1. Log on to the user's computer using an account with Administrator privileges.

2. Start the System utility, click the Advanced tab and then, under User Profiles, click Settings.

3. Select the profile you want to delete and then click Delete. When asked to confirm that you want to delete the profile, click Yes.

Now the next time the user logs on, Windows Server 2003 does one of two things. Either the operating system gives the user the default local profile for that system or it retrieves the user's roaming profile stored on another computer. To prevent the use of either of these profiles, you'll need to assign the user a new profile. To do this you can

• Copy an existing profile to the user's profile directory. Copying profiles is covered in the next section.

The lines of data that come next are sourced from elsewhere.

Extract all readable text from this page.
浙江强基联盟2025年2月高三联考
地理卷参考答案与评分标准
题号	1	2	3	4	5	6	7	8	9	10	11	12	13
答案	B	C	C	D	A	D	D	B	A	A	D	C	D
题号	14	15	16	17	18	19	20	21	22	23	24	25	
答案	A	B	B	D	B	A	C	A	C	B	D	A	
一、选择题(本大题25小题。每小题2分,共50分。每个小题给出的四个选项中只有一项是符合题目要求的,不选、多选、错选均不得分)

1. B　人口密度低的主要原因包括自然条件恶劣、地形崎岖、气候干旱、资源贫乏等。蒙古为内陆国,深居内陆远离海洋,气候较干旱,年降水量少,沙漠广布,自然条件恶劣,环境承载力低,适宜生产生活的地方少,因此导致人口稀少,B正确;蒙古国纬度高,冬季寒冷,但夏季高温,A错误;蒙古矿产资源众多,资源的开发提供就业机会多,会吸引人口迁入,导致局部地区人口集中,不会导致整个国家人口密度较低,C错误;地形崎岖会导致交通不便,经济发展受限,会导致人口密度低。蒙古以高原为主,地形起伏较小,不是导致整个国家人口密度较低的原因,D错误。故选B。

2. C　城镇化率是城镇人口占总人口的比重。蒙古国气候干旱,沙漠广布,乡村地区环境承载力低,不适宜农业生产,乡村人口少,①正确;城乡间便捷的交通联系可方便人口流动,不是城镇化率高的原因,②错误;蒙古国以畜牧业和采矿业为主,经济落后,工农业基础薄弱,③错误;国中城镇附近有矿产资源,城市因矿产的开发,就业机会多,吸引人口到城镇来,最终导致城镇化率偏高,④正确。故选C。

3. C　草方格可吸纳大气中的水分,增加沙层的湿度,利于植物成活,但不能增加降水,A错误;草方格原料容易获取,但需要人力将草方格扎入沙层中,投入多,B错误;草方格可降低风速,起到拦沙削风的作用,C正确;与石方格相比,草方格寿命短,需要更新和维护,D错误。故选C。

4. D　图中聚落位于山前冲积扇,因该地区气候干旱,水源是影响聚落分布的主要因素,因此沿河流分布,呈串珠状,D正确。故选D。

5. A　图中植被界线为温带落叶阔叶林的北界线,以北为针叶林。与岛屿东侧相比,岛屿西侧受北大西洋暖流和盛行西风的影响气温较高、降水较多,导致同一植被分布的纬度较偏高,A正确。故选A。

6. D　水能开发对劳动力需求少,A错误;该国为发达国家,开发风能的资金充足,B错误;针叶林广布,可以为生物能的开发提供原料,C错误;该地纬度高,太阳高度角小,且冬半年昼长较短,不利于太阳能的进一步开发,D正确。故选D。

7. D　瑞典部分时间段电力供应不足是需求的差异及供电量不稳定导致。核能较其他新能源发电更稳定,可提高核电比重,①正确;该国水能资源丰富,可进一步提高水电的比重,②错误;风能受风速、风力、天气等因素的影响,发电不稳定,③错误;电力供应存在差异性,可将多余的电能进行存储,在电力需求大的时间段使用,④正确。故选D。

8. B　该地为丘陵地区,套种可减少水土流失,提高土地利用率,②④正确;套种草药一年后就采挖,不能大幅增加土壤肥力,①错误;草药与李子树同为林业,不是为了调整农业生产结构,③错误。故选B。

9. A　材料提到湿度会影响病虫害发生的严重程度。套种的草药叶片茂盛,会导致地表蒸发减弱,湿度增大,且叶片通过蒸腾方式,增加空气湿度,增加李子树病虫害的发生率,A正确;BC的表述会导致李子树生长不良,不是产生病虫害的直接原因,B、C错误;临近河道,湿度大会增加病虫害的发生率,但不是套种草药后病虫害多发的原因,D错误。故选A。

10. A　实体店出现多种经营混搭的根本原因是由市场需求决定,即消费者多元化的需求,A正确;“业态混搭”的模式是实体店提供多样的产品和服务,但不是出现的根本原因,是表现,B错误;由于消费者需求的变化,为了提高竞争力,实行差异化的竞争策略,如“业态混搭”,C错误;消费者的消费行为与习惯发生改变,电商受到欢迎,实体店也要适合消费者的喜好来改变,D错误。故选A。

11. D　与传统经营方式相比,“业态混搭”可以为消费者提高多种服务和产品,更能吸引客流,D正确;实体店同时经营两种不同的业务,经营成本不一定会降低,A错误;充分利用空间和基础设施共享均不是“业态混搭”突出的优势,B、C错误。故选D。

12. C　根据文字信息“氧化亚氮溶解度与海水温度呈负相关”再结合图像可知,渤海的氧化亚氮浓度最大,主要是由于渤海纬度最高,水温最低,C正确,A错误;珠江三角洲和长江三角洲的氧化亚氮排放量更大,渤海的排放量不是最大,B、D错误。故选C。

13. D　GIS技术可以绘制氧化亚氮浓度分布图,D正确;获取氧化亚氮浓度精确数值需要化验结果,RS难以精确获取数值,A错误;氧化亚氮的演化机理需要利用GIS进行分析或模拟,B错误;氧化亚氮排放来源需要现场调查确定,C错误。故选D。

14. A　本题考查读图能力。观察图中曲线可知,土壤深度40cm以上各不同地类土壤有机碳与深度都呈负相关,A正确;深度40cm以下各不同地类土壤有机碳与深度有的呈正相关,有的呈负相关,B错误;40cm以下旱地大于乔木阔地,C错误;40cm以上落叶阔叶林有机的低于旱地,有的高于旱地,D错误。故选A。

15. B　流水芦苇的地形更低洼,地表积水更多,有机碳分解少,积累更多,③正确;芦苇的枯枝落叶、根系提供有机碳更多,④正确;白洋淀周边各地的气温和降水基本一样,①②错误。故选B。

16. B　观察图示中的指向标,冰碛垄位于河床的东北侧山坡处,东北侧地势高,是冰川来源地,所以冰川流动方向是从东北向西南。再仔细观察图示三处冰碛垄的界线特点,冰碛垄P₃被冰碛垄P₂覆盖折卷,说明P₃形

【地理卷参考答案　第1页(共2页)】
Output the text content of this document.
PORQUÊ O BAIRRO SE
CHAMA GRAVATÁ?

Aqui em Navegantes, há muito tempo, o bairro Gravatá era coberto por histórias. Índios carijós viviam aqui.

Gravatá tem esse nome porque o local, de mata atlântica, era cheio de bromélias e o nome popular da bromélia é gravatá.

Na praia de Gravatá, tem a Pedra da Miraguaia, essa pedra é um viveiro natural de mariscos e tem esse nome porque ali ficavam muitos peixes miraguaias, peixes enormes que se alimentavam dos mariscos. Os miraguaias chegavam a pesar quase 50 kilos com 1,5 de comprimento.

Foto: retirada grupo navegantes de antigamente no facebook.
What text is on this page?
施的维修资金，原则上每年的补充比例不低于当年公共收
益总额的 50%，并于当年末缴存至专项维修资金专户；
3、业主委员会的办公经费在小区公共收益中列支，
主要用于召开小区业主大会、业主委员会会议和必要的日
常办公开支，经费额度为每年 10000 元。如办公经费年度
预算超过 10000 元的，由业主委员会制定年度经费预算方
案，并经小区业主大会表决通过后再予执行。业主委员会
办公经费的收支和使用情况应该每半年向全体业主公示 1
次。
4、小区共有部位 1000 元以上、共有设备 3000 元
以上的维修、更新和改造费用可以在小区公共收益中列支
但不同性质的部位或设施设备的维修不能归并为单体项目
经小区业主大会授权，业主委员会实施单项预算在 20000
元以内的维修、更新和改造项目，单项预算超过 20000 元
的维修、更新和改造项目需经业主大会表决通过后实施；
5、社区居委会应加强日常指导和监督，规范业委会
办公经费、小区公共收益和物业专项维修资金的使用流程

• Update the profile settings for the user in Active Directory Users And Computers. Setting the profile path is covered in this chapter in the section entitled "Configuring the User's Environment Settings."

Changing the Profile Type

With roaming profiles, the System utility lets you change the profile type on the user's computer. To do this, select the profile and then click Change Type. The options in this dialog box allow you to

• Change a roaming profile to a local profile

  If you want the user to always work with the local profile on this computer, set the profile for local use. Here, all changes to the profile are made locally and the original roaming profile is left untouched.

• Change a local profile (that was defined originally as a roaming profile) to a roaming profile

  The user will use the original roaming profile for the next logon. Afterward, Windows Server 2003 treats the profile like any other roaming profile, which means that any changes to the local profile are copied to the roaming profile.